Tuesday, January 27, 2015

Just Like Us

The Civil War is the first that we really have actual images of that have survived and can give an actual visual impression of.  Most of us have a very limited opinion and imagery of this time, but the more I delve into it, the more I am fascinated by the actuality of it.

We have heard of the battles, the commanders, the causes, the flags, the strategies and the results, but it is the people that intrigue me. The flesh and blood, just like us human beings that were caught up in this earth-shattering event that nearly tore our country in half, and effected every ancestor of any American who had one arrive here prior to this time. The faces tell the tales. Of people just like us.

The above Union soldier had his "Swag" going on. His cockiness comes across in his photo.

Belle Boyd, a confederate spy. Attractive and tempting, she was considered successful in her operations and aims. She reminds me a little of a young Susan Sarandon.

Frances Hook, one of over 400 documented women who fought in the Civil War. Some entered under the guise of being male. Others wore a partial uniform and did not disguise their femininity, like Frances.

A pretty young Civil War nurse. She reminds me of a young girl I know today.

A Civil War pin-up girl. No, Mae West and Betty Grable were not the first pinup girls that wooed men on through a War. No, they were not considered proper for Antebellum ladies, but there were always those young widows,  fatherless girls, and disenfranchised misses who "had to do what they had to do".

Another female soldier. They took all of the same risks that the men did. It was reported that there were two unidentified female bodies found dead at the Battle of Gettysburg, both Confederate. Why they fought would be as varied as who they were. Perhaps they could not bear to be away from their husband, fiance, brothers or father. Perhaps they had nowhere to go or nothing to do when the men in their families marched off to war. Maybe they posed as male soldiers because they needed the money.

Don't this guy look a little like the kid you just ran into at the Speedy Mart?

Another chick, this one in Union garb. She had a bit of a flair going on, didn't she?

Edmund Ruffin. He was 65 years old when he joined the Confederate Army in Virginia. At first glance, he looks a little like a Native American. I don't know his genetics, however, he was known as a Virginian planter, and a agriculturalist. His studies and findings on soil conservation and use would peg him as "The Father of Soil Chemistry". He is also identified as one of 3 people who may have fired the first shot at Fort Sumter. He was a supporter of states rights and left Virginia and joined the Palmetto Guards in South Carolina.

Civil War doctor, Mary Edwards Walker.

General Eli S. Parker. He was a Seneca Indian and was appointed by U. S. Grant as Commissioner of Indian affairs.

Another Native American who fought in the Civil War.

Parker with his daughter. She shows little of her Native American heritage. The family passed into the European-American community.

Many Native Americans married into African-American families as well as families of Caucasian-European descent. As a result, Native Americans could range in appearance to a broad spectrum of phenotypes.

A very young soldier. This war took in young boys, old men, women, and actually anybody who would pick up a gun and fight.

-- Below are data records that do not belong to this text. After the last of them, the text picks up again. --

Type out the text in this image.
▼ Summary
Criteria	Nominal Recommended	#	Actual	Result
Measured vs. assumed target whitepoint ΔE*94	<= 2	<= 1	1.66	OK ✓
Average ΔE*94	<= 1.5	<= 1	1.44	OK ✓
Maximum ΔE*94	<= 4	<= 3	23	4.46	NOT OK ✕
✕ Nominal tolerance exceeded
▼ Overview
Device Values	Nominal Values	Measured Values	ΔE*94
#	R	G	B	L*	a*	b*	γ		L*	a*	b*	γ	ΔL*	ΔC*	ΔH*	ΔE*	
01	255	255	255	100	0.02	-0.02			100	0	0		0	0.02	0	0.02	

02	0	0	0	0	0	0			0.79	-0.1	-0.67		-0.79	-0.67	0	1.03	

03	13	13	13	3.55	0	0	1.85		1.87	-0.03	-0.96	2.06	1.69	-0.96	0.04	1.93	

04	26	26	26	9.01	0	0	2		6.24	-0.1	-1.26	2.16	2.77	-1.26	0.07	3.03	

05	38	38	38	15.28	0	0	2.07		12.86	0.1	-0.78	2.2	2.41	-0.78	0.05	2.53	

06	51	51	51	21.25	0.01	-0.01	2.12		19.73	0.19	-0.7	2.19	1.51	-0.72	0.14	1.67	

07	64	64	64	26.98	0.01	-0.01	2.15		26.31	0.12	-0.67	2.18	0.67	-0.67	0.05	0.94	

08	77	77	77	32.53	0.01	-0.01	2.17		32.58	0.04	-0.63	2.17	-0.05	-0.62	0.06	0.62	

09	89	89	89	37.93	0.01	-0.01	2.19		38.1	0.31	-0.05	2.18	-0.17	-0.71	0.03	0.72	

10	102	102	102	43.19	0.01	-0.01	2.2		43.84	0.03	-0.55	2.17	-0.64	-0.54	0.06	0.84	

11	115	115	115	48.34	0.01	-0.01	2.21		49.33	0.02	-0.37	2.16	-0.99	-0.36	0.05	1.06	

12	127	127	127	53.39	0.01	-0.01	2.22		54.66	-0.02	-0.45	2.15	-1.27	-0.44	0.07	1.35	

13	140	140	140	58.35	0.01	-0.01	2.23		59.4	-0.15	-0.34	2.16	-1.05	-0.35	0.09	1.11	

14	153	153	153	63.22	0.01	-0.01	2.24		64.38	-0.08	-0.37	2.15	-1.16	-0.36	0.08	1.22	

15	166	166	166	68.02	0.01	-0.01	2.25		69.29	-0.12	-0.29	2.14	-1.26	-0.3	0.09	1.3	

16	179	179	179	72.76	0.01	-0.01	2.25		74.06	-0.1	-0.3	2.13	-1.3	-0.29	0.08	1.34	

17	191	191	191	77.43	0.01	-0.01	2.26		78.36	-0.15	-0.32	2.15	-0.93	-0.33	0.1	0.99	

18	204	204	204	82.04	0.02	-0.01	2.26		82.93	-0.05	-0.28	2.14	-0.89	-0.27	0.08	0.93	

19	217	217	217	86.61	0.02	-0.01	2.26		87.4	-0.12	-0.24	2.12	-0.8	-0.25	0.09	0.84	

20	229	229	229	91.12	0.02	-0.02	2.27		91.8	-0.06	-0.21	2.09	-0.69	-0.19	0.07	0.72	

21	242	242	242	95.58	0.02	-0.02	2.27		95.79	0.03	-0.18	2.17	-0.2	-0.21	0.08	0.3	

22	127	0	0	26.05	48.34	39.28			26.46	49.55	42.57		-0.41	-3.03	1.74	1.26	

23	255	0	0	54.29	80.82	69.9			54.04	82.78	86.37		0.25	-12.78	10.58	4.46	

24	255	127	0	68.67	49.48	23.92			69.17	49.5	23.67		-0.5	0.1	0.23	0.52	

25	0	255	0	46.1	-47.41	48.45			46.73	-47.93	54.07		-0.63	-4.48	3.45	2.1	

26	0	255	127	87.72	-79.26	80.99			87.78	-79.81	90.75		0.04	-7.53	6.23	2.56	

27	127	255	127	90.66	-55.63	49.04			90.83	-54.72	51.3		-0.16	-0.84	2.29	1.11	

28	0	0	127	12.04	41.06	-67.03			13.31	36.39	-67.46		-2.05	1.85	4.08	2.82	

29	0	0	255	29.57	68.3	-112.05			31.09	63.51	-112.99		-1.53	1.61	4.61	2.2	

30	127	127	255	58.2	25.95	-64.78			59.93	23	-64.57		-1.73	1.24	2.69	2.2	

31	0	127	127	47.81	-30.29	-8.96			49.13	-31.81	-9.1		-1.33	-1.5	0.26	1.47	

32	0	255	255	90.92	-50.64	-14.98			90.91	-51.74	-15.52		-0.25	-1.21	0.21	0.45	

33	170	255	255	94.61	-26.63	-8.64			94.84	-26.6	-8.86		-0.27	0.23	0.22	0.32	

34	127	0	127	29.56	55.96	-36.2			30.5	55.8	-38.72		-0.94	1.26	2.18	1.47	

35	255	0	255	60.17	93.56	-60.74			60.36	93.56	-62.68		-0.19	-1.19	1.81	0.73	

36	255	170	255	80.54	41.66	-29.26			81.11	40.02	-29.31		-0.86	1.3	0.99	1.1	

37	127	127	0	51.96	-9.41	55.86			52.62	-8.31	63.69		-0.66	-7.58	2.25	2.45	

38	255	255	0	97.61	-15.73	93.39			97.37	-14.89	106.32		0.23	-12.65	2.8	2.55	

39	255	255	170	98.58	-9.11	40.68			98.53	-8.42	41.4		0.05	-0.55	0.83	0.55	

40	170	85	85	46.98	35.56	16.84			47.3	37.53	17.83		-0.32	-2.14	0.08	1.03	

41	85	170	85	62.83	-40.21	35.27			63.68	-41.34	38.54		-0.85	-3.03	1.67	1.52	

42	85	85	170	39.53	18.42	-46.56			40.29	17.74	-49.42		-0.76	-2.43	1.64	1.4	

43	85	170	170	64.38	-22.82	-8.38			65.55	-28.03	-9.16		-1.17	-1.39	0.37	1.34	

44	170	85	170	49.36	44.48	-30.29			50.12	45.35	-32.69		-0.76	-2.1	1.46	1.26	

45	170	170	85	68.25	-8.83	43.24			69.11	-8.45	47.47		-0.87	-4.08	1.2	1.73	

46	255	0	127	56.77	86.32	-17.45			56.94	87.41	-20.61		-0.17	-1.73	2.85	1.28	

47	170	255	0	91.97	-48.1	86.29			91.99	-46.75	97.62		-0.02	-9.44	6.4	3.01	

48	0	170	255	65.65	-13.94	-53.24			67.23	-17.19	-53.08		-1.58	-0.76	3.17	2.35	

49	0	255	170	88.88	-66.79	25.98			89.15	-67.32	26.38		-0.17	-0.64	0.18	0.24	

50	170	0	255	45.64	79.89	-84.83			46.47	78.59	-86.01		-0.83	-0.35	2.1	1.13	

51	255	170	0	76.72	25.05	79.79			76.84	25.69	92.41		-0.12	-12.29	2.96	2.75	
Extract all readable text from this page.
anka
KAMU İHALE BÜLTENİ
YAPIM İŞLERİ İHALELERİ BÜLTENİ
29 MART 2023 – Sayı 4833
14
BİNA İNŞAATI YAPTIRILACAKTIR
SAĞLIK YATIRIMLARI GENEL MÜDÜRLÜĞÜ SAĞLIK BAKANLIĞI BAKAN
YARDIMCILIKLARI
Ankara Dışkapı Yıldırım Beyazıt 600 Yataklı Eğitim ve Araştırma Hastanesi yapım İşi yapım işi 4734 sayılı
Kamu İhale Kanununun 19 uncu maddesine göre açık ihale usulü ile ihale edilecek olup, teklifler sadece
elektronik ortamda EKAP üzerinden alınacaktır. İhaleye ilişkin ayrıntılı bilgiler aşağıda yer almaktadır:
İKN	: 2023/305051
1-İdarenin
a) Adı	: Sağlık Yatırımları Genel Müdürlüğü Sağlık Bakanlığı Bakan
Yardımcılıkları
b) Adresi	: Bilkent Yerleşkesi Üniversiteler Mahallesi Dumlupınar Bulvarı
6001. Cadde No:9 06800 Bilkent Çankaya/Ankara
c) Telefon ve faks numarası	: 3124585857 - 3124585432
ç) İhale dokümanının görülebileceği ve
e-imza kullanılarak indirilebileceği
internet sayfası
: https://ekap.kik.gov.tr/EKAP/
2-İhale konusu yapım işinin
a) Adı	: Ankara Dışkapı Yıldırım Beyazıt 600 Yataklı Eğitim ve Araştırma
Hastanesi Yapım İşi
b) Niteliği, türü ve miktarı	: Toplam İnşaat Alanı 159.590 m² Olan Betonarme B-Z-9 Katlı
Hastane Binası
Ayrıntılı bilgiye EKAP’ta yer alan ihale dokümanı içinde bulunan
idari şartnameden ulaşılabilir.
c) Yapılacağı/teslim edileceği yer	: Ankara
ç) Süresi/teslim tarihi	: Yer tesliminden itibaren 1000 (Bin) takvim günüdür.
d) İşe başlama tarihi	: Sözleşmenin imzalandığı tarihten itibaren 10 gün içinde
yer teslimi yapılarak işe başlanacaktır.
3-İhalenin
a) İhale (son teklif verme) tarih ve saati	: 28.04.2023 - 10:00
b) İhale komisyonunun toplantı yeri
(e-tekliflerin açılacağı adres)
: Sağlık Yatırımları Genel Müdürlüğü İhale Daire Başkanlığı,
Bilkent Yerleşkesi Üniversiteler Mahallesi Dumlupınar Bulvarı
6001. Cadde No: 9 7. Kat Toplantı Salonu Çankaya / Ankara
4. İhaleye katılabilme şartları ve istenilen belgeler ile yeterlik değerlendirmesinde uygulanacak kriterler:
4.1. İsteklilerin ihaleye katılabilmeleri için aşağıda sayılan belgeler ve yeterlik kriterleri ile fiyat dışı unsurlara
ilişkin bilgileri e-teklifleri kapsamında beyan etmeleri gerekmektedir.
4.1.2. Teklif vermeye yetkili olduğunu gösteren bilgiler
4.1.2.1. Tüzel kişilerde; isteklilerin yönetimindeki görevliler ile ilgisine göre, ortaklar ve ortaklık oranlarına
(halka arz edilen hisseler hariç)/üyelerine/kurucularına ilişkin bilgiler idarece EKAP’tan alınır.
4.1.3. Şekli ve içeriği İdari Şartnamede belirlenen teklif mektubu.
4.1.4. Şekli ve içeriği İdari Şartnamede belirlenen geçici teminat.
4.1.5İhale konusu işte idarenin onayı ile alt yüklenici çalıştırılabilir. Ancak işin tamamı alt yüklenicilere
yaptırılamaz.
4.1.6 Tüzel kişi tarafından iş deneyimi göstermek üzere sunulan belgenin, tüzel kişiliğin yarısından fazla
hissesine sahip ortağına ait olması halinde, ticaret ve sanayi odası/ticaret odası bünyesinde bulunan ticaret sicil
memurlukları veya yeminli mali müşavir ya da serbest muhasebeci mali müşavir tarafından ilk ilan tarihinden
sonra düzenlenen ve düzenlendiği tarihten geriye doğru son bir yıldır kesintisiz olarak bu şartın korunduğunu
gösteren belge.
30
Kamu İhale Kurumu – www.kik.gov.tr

I believe I just saw this handsome young man skateboarding down by the YMCA. Looks a little bit like Justin Bieber.

A Civil War soldier and Native American Scout.

Below, the First Louisiana Native Guard. Enough Said.

Next, another team of Soldiers that would not normally come to mind.

These two young friends liked to show off their weaponry like most teenaged boys. However, the times and era make this photo highly unusual. They are identified as Sgt. Andrew Martin Chandler and Silas Chandler.

This soldier likely has an interesting family tree.

As does this gentleman. Both appear to be multi-racial. It is unknown how they would identify or be identified, in a census record, say.

The above photo is of Nate Love, who was also know as Deadwood Dick. A Civil War vet, he would become a Cowboy of reknown in the old West after the war. He was born in 1854 and died in 1921. He had some Swagger in his pose, too.

Soldiers were often family men, like the below unidentified Union soldier and his daughter.

The following soldier had a very young bride. I wonder if he made it through the war to come back home to her.

This fellow was obviously a musician, and posing with his wife and daughters.

Sometimes entire families of brothers would enlist, often with their father as well.

What became of these poor children? Did daddy come home?

And the brotherly bonds would last a lifetime.

And in time, the wounds of the scarred country, would begin to heal.

These were not unrelated persons in an ancient, unrelevant time. They were people....just like us.

Below, a Civil War era family that followed their father into war.